Cependant, les limites de l’approche de la coopération sont les mêmes qui entravent les actions des institutions internationales en matière de production de BCIM, à savoir les divergences d’intérêts et des visions des Etats, corrélées au manque de consensus sur à la fois sur la détermination des BCIM et sur la nature d’action collective internationale à ériger pour résoudre les problèmes mondiaux et produire les BCIM. Autrement dit, les défaillances dans les actions des institutions internationales en matière de production de BCIM, sont les résultats du manque de volonté politique des Etats en faveur d’une résolution mondiale de certaines questions globales. Si bien qu’on constate que le bilan de plusieurs années de mobilisation internationale semble fort mince au point parfois de s’interroger sur l’utilité des institutions internationales 1164 . Dans l’ordre international actuel, celles-ci, dans la plupart des cas, n’ont réellement pas de pouvoirs supranationaux permettant de concevoir l’action collective internationale qui commande la fourniture de BCIM. La souveraineté réside encore dans les Etats-nations ; et ces derniers sont encore réticents à des abandons de cette souveraineté et pourraient opposer des obstacles à toute avancée institutionnelle susceptible de trop remettre en cause leur autonomie de décision. Ce qui contrarie fortement l’effectivité de l’option institutionnaliste comme moyen de produire les BCIM.

Le FMI a, par exemple, été incapable d’associer réellement le secteur privé dans la résolution des crises financières internationales, avec le rejet de son projet de « loi de faillite pour les Etats souverains » 1165 . De la même, on s’est aperçu qu’à travers le consensus de Washington, la Banque mondiale privilégie les mécanismes du marché en matière de lutte contre la pauvreté internationale, alors la nature de cette tâche ne cadre pas avec la primauté du marché 1166 .

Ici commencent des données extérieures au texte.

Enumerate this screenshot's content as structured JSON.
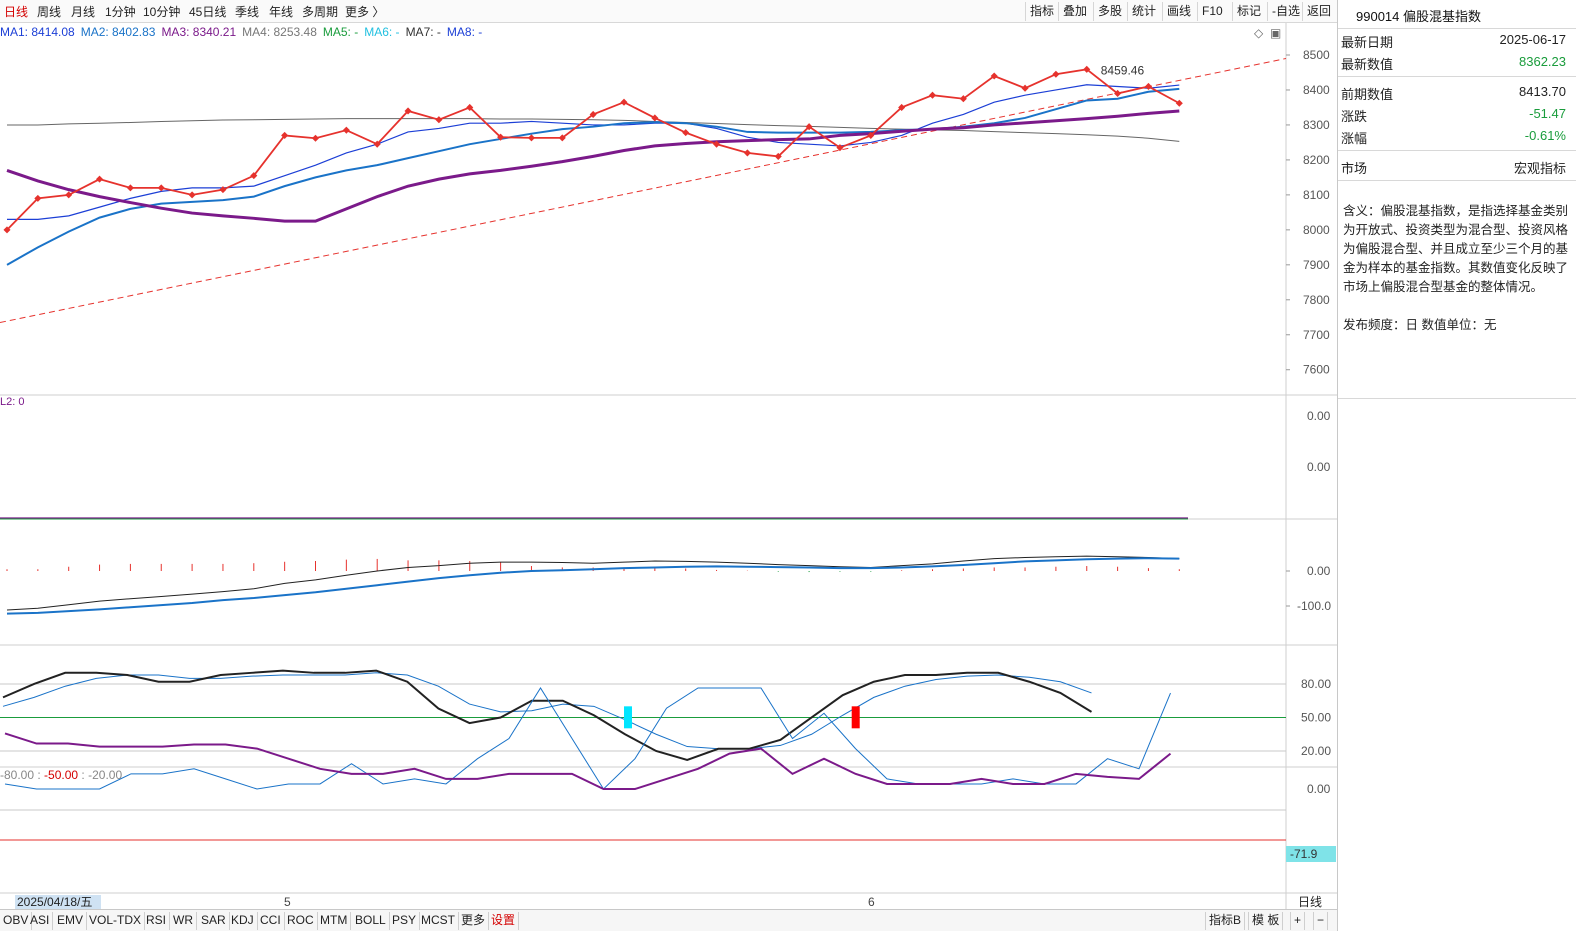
{
  "toolbar": {
    "periods": [
      "日线",
      "周线",
      "月线",
      "1分钟",
      "10分钟",
      "45日线",
      "季线",
      "年线",
      "多周期",
      "更多 〉"
    ],
    "tools": [
      "指标",
      "叠加",
      "多股",
      "统计",
      "画线",
      "F10",
      "标记",
      "-自选",
      "返回"
    ]
  },
  "ma_legend": {
    "ma1": "MA1: 8414.08",
    "ma2": "MA2: 8402.83",
    "ma3": "MA3: 8340.21",
    "ma4": "MA4: 8253.48",
    "ma5": "MA5: -",
    "ma6": "MA6: -",
    "ma7": "MA7: -",
    "ma8": "MA8: -"
  },
  "main_chart": {
    "peak_label": "8459.46",
    "price_ticks": [
      "8500",
      "8400",
      "8300",
      "8200",
      "8100",
      "8000",
      "7900",
      "7800",
      "7700",
      "7600"
    ],
    "close": [
      8000,
      8090,
      8100,
      8145,
      8120,
      8120,
      8100,
      8115,
      8155,
      8270,
      8262,
      8285,
      8245,
      8340,
      8315,
      8350,
      8265,
      8263,
      8263,
      8330,
      8365,
      8320,
      8278,
      8245,
      8220,
      8210,
      8295,
      8235,
      8270,
      8350,
      8385,
      8375,
      8440,
      8405,
      8445,
      8459,
      8390,
      8410,
      8362
    ],
    "ma1": [
      8030,
      8030,
      8040,
      8065,
      8090,
      8110,
      8120,
      8120,
      8125,
      8155,
      8185,
      8220,
      8245,
      8280,
      8290,
      8305,
      8305,
      8310,
      8305,
      8300,
      8300,
      8305,
      8305,
      8290,
      8265,
      8250,
      8245,
      8240,
      8250,
      8270,
      8305,
      8330,
      8365,
      8385,
      8400,
      8415,
      8410,
      8405,
      8414
    ],
    "ma2": [
      7900,
      7950,
      7995,
      8035,
      8060,
      8075,
      8080,
      8085,
      8095,
      8125,
      8150,
      8170,
      8185,
      8205,
      8225,
      8245,
      8260,
      8275,
      8288,
      8295,
      8305,
      8308,
      8305,
      8295,
      8280,
      8278,
      8278,
      8278,
      8280,
      8285,
      8288,
      8295,
      8305,
      8320,
      8345,
      8370,
      8375,
      8395,
      8403
    ],
    "ma3": [
      8170,
      8140,
      8115,
      8095,
      8078,
      8062,
      8048,
      8040,
      8033,
      8025,
      8025,
      8060,
      8095,
      8125,
      8145,
      8160,
      8170,
      8182,
      8195,
      8210,
      8227,
      8240,
      8247,
      8252,
      8255,
      8258,
      8260,
      8270,
      8275,
      8282,
      8288,
      8292,
      8300,
      8306,
      8312,
      8318,
      8325,
      8333,
      8340
    ],
    "ma4": [
      8300,
      8300,
      8303,
      8305,
      8307,
      8310,
      8312,
      8314,
      8315,
      8316,
      8317,
      8318,
      8318,
      8318,
      8318,
      8318,
      8317,
      8317,
      8316,
      8315,
      8313,
      8310,
      8307,
      8304,
      8301,
      8298,
      8296,
      8293,
      8290,
      8288,
      8286,
      8284,
      8281,
      8278,
      8275,
      8272,
      8268,
      8262,
      8253
    ],
    "trendline": {
      "y_start": 7735,
      "y_end": 8490
    }
  },
  "panel_l2": {
    "label": "L2: 0",
    "ticks": [
      "0.00",
      "0.00"
    ]
  },
  "panel_macd": {
    "ticks": [
      "0.00",
      "-100.0"
    ],
    "bars": [
      5,
      5,
      12,
      18,
      20,
      20,
      20,
      20,
      22,
      26,
      28,
      32,
      34,
      30,
      30,
      28,
      25,
      14,
      10,
      10,
      10,
      8,
      7,
      3,
      1,
      -2,
      -3,
      -2,
      -2,
      2,
      5,
      7,
      10,
      10,
      12,
      14,
      12,
      8,
      5
    ],
    "dif": [
      -110,
      -105,
      -95,
      -85,
      -78,
      -72,
      -65,
      -58,
      -50,
      -35,
      -25,
      -12,
      0,
      10,
      15,
      22,
      25,
      25,
      24,
      22,
      25,
      28,
      27,
      25,
      22,
      18,
      15,
      12,
      10,
      15,
      20,
      28,
      35,
      38,
      40,
      42,
      40,
      38,
      35
    ],
    "dea": [
      -120,
      -118,
      -113,
      -108,
      -102,
      -96,
      -90,
      -82,
      -76,
      -68,
      -60,
      -50,
      -40,
      -30,
      -20,
      -12,
      -5,
      0,
      2,
      5,
      8,
      10,
      12,
      13,
      12,
      11,
      10,
      8,
      8,
      10,
      13,
      17,
      22,
      27,
      30,
      33,
      35,
      36,
      35
    ]
  },
  "panel_kdj": {
    "ticks": [
      "80.00",
      "50.00",
      "20.00"
    ],
    "k": [
      68,
      80,
      90,
      90,
      88,
      82,
      82,
      88,
      90,
      92,
      90,
      90,
      92,
      82,
      58,
      45,
      50,
      65,
      65,
      52,
      35,
      20,
      12,
      22,
      22,
      30,
      50,
      70,
      82,
      88,
      88,
      90,
      90,
      82,
      72,
      55
    ],
    "d": [
      60,
      68,
      78,
      85,
      88,
      88,
      85,
      85,
      87,
      88,
      88,
      88,
      90,
      88,
      78,
      62,
      55,
      56,
      62,
      60,
      48,
      35,
      24,
      22,
      22,
      25,
      35,
      52,
      68,
      78,
      84,
      87,
      88,
      86,
      82,
      72
    ],
    "marker_cyan_index": 20,
    "marker_red_index": 27
  },
  "panel_wr": {
    "label_a": "-80.00",
    "label_b": "-50.00",
    "label_c": "-20.00",
    "ticks": [
      "0.00"
    ],
    "current_value": "-71.9",
    "wr1": [
      -5,
      0,
      0,
      0,
      -15,
      -15,
      -20,
      -10,
      0,
      -5,
      -5,
      -25,
      -5,
      -10,
      -5,
      -30,
      -50,
      -100,
      -50,
      0,
      -30,
      -80,
      -100,
      -100,
      -100,
      -50,
      -75,
      -40,
      -10,
      -5,
      -5,
      -5,
      -10,
      -5,
      -5,
      -30,
      -20,
      -95
    ],
    "wr2": [
      -55,
      -45,
      -45,
      -42,
      -42,
      -42,
      -44,
      -44,
      -40,
      -30,
      -20,
      -15,
      -15,
      -20,
      -10,
      -10,
      -15,
      -15,
      -15,
      0,
      0,
      -10,
      -20,
      -35,
      -40,
      -15,
      -30,
      -15,
      -5,
      -5,
      -5,
      -10,
      -5,
      -5,
      -15,
      -12,
      -10,
      -35
    ],
    "date_label": "2025/04/18/五",
    "month_5": "5",
    "month_6": "6",
    "period_label": "日线"
  },
  "indicator_tabs": [
    "OBV",
    "ASI",
    "EMV",
    "VOL-TDX",
    "RSI",
    "WR",
    "SAR",
    "KDJ",
    "CCI",
    "ROC",
    "MTM",
    "BOLL",
    "PSY",
    "MCST",
    "更多",
    "设置"
  ],
  "bottom_right": [
    "指标B",
    "模 板",
    "+",
    "−"
  ],
  "info_panel": {
    "title": "990014 偏股混基指数",
    "rows": [
      {
        "k": "最新日期",
        "v": "2025-06-17"
      },
      {
        "k": "最新数值",
        "v": "8362.23"
      },
      {
        "k": "前期数值",
        "v": "8413.70"
      },
      {
        "k": "涨跌",
        "v": "-51.47"
      },
      {
        "k": "涨幅",
        "v": "-0.61%"
      },
      {
        "k": "市场",
        "v": "宏观指标"
      }
    ],
    "description": "含义：偏股混基指数，是指选择基金类别为开放式、投资类型为混合型、投资风格为偏股混合型、并且成立至少三个月的基金为样本的基金指数。其数值变化反映了市场上偏股混合型基金的整体情况。",
    "frequency": "发布频度：日    数值单位：无"
  },
  "colors": {
    "up": "#e6322d",
    "down": "#1a9c3c",
    "ma1": "#1c3fd6",
    "ma2": "#1a73c8",
    "ma3": "#7b1a8a",
    "ma4": "#555555"
  }
}
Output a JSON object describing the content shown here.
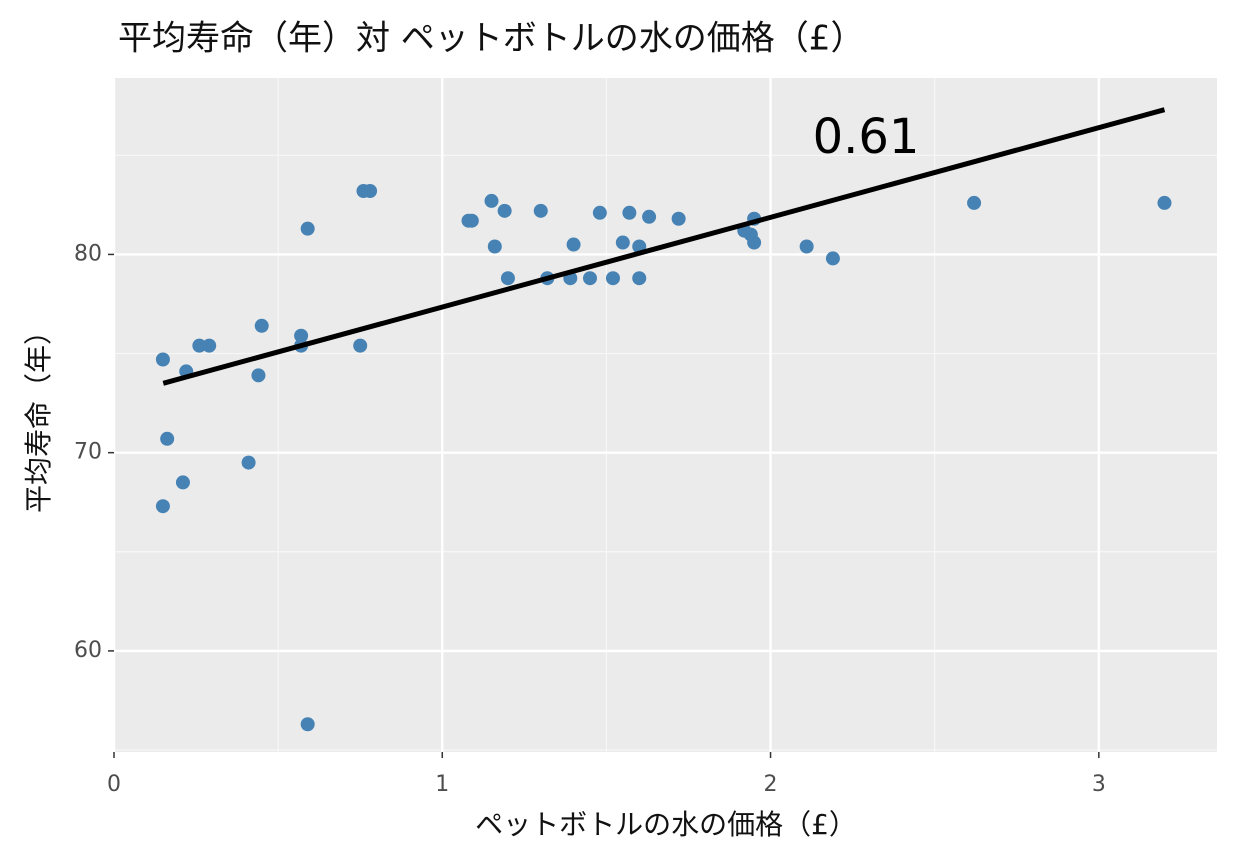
{
  "chart_data": {
    "type": "scatter",
    "title": "平均寿命（年）対 ペットボトルの水の価格（£）",
    "x_label": "ペットボトルの水の価格（£）",
    "y_label": "平均寿命（年）",
    "annotation": "0.61",
    "color": "#4682b4",
    "line_color": "#000000",
    "grid": true,
    "x": [
      0.149,
      0.162,
      0.149,
      0.21,
      0.22,
      0.26,
      0.29,
      0.41,
      0.44,
      0.45,
      0.57,
      0.57,
      0.59,
      0.59,
      0.75,
      0.76,
      0.78,
      1.08,
      1.09,
      1.15,
      1.16,
      1.19,
      1.2,
      1.3,
      1.32,
      1.39,
      1.4,
      1.45,
      1.48,
      1.52,
      1.55,
      1.57,
      1.6,
      1.6,
      1.63,
      1.72,
      1.92,
      1.94,
      1.95,
      1.95,
      2.11,
      2.19,
      2.62,
      3.2
    ],
    "y": [
      74.7,
      70.7,
      67.3,
      68.5,
      74.1,
      75.4,
      75.4,
      69.5,
      73.9,
      76.4,
      75.9,
      75.4,
      81.3,
      56.3,
      75.4,
      83.2,
      83.2,
      81.7,
      81.7,
      82.7,
      80.4,
      82.2,
      78.8,
      82.2,
      78.8,
      78.8,
      80.5,
      78.8,
      82.1,
      78.8,
      80.6,
      82.1,
      78.8,
      80.4,
      81.9,
      81.8,
      81.2,
      81.0,
      81.8,
      80.6,
      80.4,
      79.8,
      82.6,
      82.6
    ],
    "trend_line": {
      "x": [
        0.15,
        3.2
      ],
      "y": [
        73.5,
        87.3
      ]
    },
    "xlim": [
      0,
      3.36
    ],
    "ylim": [
      54.9,
      88.9
    ],
    "xticks": [
      0,
      1,
      2,
      3
    ],
    "yticks": [
      60,
      70,
      80
    ]
  }
}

Ainsi, l’ampleur de la tâche et le constat commun du relatif échec des IFI ont amené à s’interroger sur la nécessité de repenser les procédures de production de BCIM et d’envisager d’autres concours face aux défis mondiaux. L’approche de la gouvernance mondiale nous a permis de dépasser le stade jusqu’alors atteint – à notre connaissance – par les réflexions sur les mécanismes internationaux appropriés pour résoudre les questions mondiales et produire les BCIM, notamment avec la proposition de Stiglitz (1998).  Elle nous a ainsi permis d’apporter des éléments de réponses à la problématique sur les moyens de forger un consensus théorique, à la lumière des faits concrets, capable de déboucher sur des prescriptions réelles en faveur de l’action collective internationale nécessaire à la production de BCIM.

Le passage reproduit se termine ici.